Consider, if you will, the dictum: size matters.
A short story, for example, is compressed. Every word carries weight. With a novel, an author has opportunity to describe a setting, a situation, a character’s motivation. If the novelist needs a character to stop and smell the roses, he/she can describe the joy of sauntering into a garden, reminiscing about the origins of a favorite Rosaceae, be dismayed by the sudden prick of a thorn, and finally, inhaling the heady fragrance. The author’s freedom to wander provides the character (and page count) equal freedom.
Short story writers have no such freedom. Their format must be compact, compressed, direct. Wanna smell a rose? There’s one in a vase on the mantle next to the gun. Quick. Concise. Unexpected.
Truly great short stories tend to remain with you, like worms nibbling at your brain. Think of “The Tell-Tale Heart” by Edgar Allen Poe; “The Gift of the Magi” by O. Henry; “An Occurrence at Owl Creek Bridge,” by Ambrose Bierce. Once you’ve read the dozen or so pages of each, their impact becomes imbedded. On the other hand, do you remember all 850-plus pages of Larry McMurtry’s Pulitzer Prize-winning novel “Lonesome Dove”? (It was about a cattle drive, right?)
Other brain-nibblers that remain with us:
“Silent Snow, Secret Snow,” by Conrad Aiken. A 12-year-old boy finds himself growing more and more distanced from his family and day-to-day life, and more and more engrossed in a macabre fantasy that his world gradually is being covered by snow, burying all the annoying intrusions of reality.

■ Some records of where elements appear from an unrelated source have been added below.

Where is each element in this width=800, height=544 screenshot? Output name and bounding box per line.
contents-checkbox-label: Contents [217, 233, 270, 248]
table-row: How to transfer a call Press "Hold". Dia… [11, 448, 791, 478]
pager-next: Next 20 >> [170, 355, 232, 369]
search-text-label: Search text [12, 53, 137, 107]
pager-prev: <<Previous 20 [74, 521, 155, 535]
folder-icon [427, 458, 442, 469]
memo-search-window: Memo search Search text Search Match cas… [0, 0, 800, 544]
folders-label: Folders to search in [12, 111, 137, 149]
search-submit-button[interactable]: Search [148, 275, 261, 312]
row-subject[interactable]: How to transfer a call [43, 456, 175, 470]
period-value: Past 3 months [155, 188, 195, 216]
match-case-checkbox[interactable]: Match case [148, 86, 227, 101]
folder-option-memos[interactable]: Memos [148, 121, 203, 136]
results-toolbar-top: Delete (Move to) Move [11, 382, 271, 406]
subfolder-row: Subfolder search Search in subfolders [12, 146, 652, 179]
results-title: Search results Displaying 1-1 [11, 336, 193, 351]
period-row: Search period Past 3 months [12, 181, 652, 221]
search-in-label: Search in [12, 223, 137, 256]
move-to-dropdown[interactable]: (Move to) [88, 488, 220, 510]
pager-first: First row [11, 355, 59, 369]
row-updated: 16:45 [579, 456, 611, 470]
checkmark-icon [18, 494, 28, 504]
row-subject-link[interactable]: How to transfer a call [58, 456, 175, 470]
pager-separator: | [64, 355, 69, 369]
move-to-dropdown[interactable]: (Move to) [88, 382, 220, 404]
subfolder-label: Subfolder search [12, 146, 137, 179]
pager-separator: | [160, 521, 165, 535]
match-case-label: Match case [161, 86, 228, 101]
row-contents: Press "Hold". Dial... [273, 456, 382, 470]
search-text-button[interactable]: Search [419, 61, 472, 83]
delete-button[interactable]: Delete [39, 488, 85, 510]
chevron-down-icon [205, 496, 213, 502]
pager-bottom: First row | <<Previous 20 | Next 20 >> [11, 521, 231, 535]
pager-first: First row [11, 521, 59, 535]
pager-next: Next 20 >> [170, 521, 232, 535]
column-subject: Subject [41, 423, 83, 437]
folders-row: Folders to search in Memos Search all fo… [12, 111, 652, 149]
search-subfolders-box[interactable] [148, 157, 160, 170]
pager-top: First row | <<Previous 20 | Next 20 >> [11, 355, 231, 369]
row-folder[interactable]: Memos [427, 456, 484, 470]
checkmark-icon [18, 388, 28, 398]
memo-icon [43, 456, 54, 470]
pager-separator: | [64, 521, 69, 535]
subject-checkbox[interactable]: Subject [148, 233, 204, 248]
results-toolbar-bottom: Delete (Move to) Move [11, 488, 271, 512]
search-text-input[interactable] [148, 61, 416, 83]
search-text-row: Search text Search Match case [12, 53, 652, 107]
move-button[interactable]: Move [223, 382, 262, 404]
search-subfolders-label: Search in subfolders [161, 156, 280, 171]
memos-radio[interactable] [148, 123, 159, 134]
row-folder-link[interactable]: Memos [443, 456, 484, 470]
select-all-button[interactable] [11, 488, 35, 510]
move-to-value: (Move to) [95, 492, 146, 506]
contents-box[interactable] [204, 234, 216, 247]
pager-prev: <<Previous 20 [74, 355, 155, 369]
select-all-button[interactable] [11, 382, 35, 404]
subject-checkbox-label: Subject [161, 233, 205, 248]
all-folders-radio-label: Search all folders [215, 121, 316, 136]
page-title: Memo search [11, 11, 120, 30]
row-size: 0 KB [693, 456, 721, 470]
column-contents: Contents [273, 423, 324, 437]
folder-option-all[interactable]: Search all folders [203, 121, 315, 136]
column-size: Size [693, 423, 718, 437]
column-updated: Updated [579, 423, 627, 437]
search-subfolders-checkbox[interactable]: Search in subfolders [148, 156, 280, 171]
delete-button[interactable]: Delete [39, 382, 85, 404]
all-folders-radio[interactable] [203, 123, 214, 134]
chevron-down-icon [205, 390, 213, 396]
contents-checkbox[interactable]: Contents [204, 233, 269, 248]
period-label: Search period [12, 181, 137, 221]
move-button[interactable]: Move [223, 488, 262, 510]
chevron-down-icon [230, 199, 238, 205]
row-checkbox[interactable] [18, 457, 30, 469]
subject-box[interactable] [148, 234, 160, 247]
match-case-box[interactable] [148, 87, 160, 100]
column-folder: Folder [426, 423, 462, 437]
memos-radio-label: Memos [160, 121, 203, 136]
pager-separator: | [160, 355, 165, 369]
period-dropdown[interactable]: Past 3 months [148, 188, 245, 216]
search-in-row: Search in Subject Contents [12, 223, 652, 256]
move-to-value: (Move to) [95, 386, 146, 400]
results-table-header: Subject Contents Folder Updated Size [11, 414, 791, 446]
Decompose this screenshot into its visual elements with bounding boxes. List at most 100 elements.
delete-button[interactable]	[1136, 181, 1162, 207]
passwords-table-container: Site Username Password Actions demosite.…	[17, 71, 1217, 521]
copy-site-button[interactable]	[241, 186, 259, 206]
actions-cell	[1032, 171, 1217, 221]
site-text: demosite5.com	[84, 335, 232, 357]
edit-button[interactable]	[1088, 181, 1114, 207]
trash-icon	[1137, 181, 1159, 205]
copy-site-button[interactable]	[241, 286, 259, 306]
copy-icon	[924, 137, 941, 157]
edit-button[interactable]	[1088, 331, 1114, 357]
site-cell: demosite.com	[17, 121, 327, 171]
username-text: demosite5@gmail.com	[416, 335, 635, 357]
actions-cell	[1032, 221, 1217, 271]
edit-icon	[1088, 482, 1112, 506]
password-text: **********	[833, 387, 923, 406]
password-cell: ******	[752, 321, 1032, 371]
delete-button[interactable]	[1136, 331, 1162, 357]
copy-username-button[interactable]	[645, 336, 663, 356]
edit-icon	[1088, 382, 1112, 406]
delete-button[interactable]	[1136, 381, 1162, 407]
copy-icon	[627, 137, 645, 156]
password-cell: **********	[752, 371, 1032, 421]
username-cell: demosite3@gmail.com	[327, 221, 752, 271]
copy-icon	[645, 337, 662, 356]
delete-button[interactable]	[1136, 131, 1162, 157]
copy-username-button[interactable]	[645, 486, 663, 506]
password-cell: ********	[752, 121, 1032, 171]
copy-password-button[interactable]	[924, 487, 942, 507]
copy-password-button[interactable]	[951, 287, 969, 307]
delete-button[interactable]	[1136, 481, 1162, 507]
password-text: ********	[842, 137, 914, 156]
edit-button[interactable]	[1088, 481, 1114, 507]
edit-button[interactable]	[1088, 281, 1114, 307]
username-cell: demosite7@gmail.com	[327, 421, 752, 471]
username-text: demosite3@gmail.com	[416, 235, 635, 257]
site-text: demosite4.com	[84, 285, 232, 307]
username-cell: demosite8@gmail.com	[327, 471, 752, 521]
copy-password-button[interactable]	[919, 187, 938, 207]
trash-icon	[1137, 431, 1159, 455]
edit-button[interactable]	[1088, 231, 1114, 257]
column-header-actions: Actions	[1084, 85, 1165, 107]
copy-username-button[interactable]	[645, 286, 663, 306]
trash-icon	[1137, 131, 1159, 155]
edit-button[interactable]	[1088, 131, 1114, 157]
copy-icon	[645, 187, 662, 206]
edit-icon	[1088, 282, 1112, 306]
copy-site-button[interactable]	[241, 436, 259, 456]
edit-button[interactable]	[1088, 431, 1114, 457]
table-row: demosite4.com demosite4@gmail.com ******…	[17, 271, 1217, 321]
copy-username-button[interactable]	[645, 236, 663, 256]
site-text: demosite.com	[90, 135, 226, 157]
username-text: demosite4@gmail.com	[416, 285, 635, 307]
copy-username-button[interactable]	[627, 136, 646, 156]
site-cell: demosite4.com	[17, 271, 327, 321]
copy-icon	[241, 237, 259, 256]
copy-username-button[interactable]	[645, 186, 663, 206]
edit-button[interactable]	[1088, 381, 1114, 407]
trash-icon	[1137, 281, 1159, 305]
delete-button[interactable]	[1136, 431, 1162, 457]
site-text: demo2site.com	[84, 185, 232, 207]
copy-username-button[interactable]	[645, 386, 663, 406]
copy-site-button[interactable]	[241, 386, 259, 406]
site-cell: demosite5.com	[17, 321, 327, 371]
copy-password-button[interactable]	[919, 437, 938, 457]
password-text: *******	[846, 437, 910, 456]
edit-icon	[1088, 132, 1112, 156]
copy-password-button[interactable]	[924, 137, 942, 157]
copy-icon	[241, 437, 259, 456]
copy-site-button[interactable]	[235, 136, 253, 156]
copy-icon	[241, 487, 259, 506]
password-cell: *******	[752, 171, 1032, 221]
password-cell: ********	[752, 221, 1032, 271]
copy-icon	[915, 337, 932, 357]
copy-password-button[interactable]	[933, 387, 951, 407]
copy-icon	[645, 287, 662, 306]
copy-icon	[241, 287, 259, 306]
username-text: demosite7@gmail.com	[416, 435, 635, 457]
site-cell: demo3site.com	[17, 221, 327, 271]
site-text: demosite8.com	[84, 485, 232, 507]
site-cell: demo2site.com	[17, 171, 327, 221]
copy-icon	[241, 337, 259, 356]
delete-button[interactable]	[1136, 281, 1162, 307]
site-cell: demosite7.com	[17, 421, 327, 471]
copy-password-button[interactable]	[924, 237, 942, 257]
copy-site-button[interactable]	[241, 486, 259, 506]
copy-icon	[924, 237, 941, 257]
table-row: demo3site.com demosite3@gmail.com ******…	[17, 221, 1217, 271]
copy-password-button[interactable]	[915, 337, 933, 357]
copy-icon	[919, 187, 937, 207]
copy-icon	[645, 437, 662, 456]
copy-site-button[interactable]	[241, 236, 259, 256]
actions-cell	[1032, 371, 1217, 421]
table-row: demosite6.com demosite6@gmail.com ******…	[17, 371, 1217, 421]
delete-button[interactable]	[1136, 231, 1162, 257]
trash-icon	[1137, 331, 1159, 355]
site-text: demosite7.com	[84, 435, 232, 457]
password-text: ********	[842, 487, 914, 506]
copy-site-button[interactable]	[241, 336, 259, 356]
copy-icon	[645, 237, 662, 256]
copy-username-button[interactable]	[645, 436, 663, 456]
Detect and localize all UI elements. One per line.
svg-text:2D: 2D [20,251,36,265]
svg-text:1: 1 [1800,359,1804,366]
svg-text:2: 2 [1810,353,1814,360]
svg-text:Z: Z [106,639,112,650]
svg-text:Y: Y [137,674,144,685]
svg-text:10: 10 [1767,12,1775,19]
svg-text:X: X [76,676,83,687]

“Of Missing Persons,” by Jack Finney. Ever wish that you could be anywhere but your boring, humdrum life? “I’m a young guy who works in a bank. I don’t like the job…and I never will,” says the protagonist. Then he meets a stranger who tells him about a travel agency that will sell him a one-way ticket—good for one day only—to a very special place…
Then, of course, there’s Shirley Jackson’s “The Lottery,” perhaps the most chilling 3,778 words ever published. You will love it with every scrap of “Glad it wasn’t me!” that you didn’t know you could muster. This is classic literature, taught at university level not as a sample of a short story, but a sample of classic literature.
All of these stories, by the way, can be accessed online. Just Google the title, find a PDF, and get set to attain a free and forever memory. You’re welcome.
Recently we’ve discovered the short stories of author Amor Towles, who you may recall from his novel “A Gentleman in Moscow.” Towles’ 2024 collection, “Table for Two,” includes “The Bootlegger,” a story about possible repercussions of judging others. It’s painfully relatable—too relatable—to be ignored.
Closer to home, there’s “My Year at the Good Bean,” by EA Luetkemeyer, or Gene, as his Jacksonville friends call him when they meet up at, yes, the Good Bean. His tales are, without question, unique. If titles like “The Body that Fell From the Sky,” and “Becoming Nobody” remind you of favorite Twilight Zone episodes, you’ll want to follow Gene into that other dimension.
“My Year at the Good Bean” and “Table for Two” are available at Rebel Heart Books, conveniently located just around the corner from that coffee shop.
That’s our (short) story—and we’re sticking to it.
Paula and Terry identify as writers, with an ever-increasing number of published works to support the supposition. They live a primarily pastoral life in the enchanted town of Jacksonville.